Thursday, November 19, 2009

Buscando cristais

Ele tinha os olhos de um azul meio embaçado, leitoso, e um sorriso largo, e um tanto timido.
Devia ter mais de sessenta anos, e falava repetindo baixinho frases ou pedaços de frases que acabara de dizer.
Com pouco mais de um metro e sessenta e cinco de altura, tinha o rosto marcado por rugas da idade e, como vim a saber mais tarde,  de muitos anos de exposição ao sol, caçando pedras preciosas e encontrando cristais de quartzo no cerrado em que a cidade fora construida.

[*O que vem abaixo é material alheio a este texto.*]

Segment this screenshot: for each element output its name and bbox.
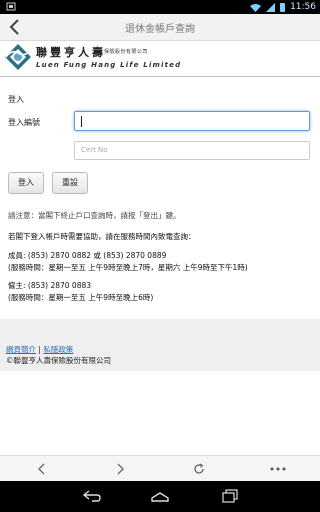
- employer-hours: (服務時間：星期一至五 上午9時至晚上6時): [8, 293, 154, 302]
- nav-back-icon[interactable]: [78, 487, 106, 505]
- company-logo-icon: [5, 44, 31, 70]
- status-bar: 11:56: [0, 0, 320, 14]
- help-intro: 若閣下登入帳戶時需要協助，請在服務時間內致電查詢：: [8, 232, 196, 241]
- more-options-icon[interactable]: [268, 461, 288, 477]
- company-header: 聯豐亨人壽 保險股份有限公司 Luen Fung Hang Life Limit…: [0, 40, 320, 77]
- login-id-input[interactable]: [74, 111, 310, 131]
- page-title: 退休金帳戶查詢: [125, 24, 195, 35]
- cert-no-input[interactable]: Cert No: [74, 141, 310, 160]
- privacy-link[interactable]: 私隱政策: [43, 345, 73, 354]
- footer-links: 網頁簡介 | 私隱政策: [6, 344, 73, 355]
- members-phone: 成員: (853) 2870 0882 或 (853) 2870 0889: [8, 251, 167, 260]
- status-time: 11:56: [290, 2, 316, 12]
- browser-back-icon[interactable]: [32, 461, 52, 477]
- company-name-english: Luen Fung Hang Life Limited: [36, 61, 182, 69]
- copyright-text: ©聯豐亨人壽保險股份有限公司: [6, 356, 111, 365]
- wifi-icon: [250, 3, 262, 12]
- members-hours: (服務時間：星期一至五 上午9時至晚上7時，星期六 上午9時至下午1時): [8, 263, 248, 272]
- employer-contact: 僱主: (853) 2870 0883 (服務時間：星期一至五 上午9時至晚上6…: [8, 280, 153, 304]
- employer-phone: 僱主: (853) 2870 0883: [8, 281, 92, 290]
- company-name-chinese-small: 保險股份有限公司: [104, 49, 149, 55]
- company-name-chinese: 聯豐亨人壽: [36, 46, 106, 59]
- battery-icon: [280, 2, 286, 12]
- system-nav-bar: [0, 481, 320, 512]
- refresh-icon[interactable]: [189, 461, 209, 477]
- login-button[interactable]: 登入: [8, 172, 44, 194]
- browser-toolbar: [0, 455, 320, 482]
- logout-note: 請注意：當閣下終止戶口查詢時，請按「登出」鍵。: [8, 211, 181, 220]
- browser-forward-icon[interactable]: [110, 461, 130, 477]
- notification-icon: [6, 2, 16, 11]
- about-link[interactable]: 網頁簡介: [6, 345, 36, 354]
- nav-recents-icon[interactable]: [216, 487, 244, 505]
- login-id-label: 登入編號: [8, 118, 40, 127]
- signal-icon: [266, 2, 276, 12]
- app-bar: 退休金帳戶查詢: [0, 14, 320, 41]
- reset-button[interactable]: 重設: [52, 172, 88, 194]
- cert-no-placeholder: Cert No: [81, 146, 108, 154]
- text-cursor: [81, 116, 82, 127]
- nav-home-icon[interactable]: [146, 487, 174, 505]
- link-separator: |: [38, 345, 41, 354]
- status-icons: 11:56: [250, 1, 316, 13]
- members-contact: 成員: (853) 2870 0882 或 (853) 2870 0889 (服…: [8, 250, 248, 274]
- login-section-title: 登入: [8, 95, 24, 104]
- page-footer: 網頁簡介 | 私隱政策 ©聯豐亨人壽保險股份有限公司: [0, 319, 320, 371]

Chegara ali em 1958, a cidade ainda em construção. Numa das levas que trouxe milhares de brasileiros para os improváveis canteiros de construção em pleno planalto central, a capital de um país inteiro sendo transladada em poucos anos desde a beira de um mar azul, encravada numa baía de uma beleza difícil de descrever em palavras, para um semi-deserto de céu muito azul e chuvas torrenciais, tão longe do mar quanto da história que até ali se contara, do país.

Veio como operário, mas logo se encantou com a idéia de encontrar uma pedra brilhante, e passava dias de folga enterrado em valas no noroeste da cidade, recolhendo cristais. Recolhendo, porque os brotões e as valas com as pedras brotando estavam quase a céu aberto. Ele cavava um pouco, recolhia os cristais, e os vendia, muitas vezes, a estrangeiros de passagem pela cidade, hospedados no hotel nacional.

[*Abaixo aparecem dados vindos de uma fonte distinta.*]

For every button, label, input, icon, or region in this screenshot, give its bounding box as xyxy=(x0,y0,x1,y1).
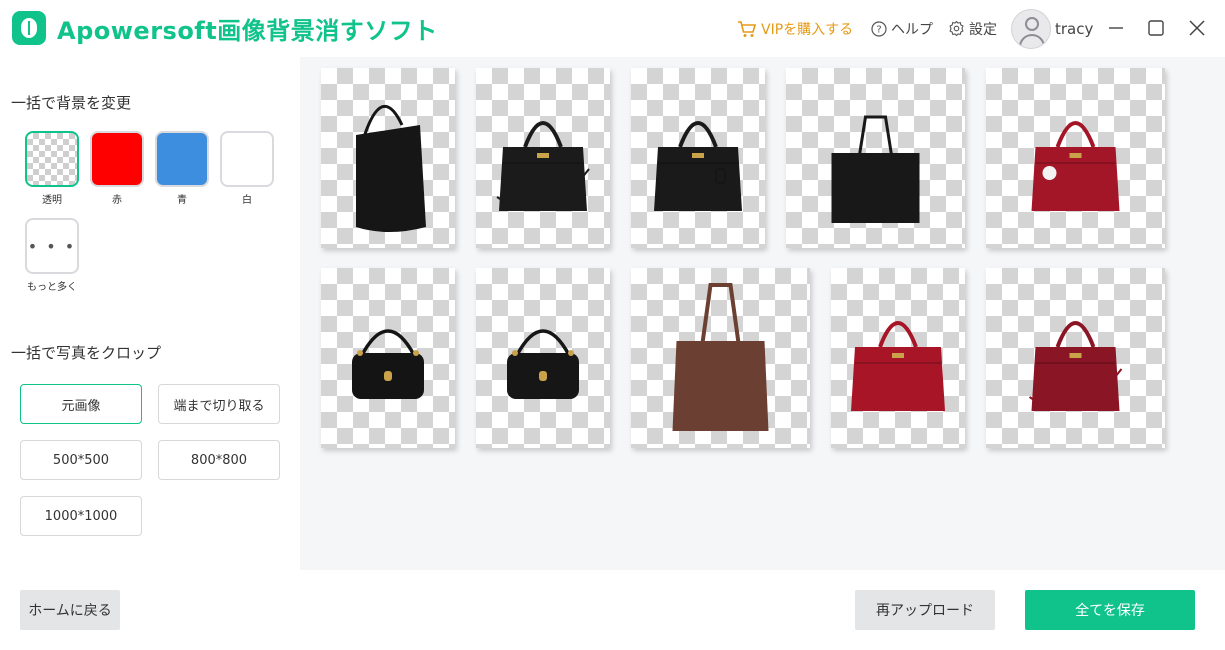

O hotel nacional era  o mais luxuoso complexo de hotel e comércio que existia na época, hoje um símbolo de como um conjunto de arquitetura e serviços pode parar no tempo, os quartos cheirando à fumaça de milhares de cigarros impregnada na madeira, janelas, cortinas, e pintura. O saguão imponente ostentando o mármore escurecido pelo tempo, a mobília antiga, e uma aparência leve de abandono que se estende a todo o prédio, sugerida por uma mistura de sinais de descuido por dentro e fora, paredes externas deixando ver aqui e ali resquícios de inúmeras camadas de tinta branca, e um level odor de azedo recobrindo as dependências, o jardim da entrada, e a ruazinha privada que corre por trás do complexo, portão de entrada dos suprimentos,  empregados, e serviços oferecidos pelo hotel.

Ainda tem vários cristais coloridos, guardados em casa desde aquela época. Vendeu muitos cristais aos estrangeiros, ele disse, embora não pudesse cobrar muito caro pelas pedras. Mas só pra quem vinha de outros países, porque brasileiros mesmo, esses olhavam e não tinham o menor interesse.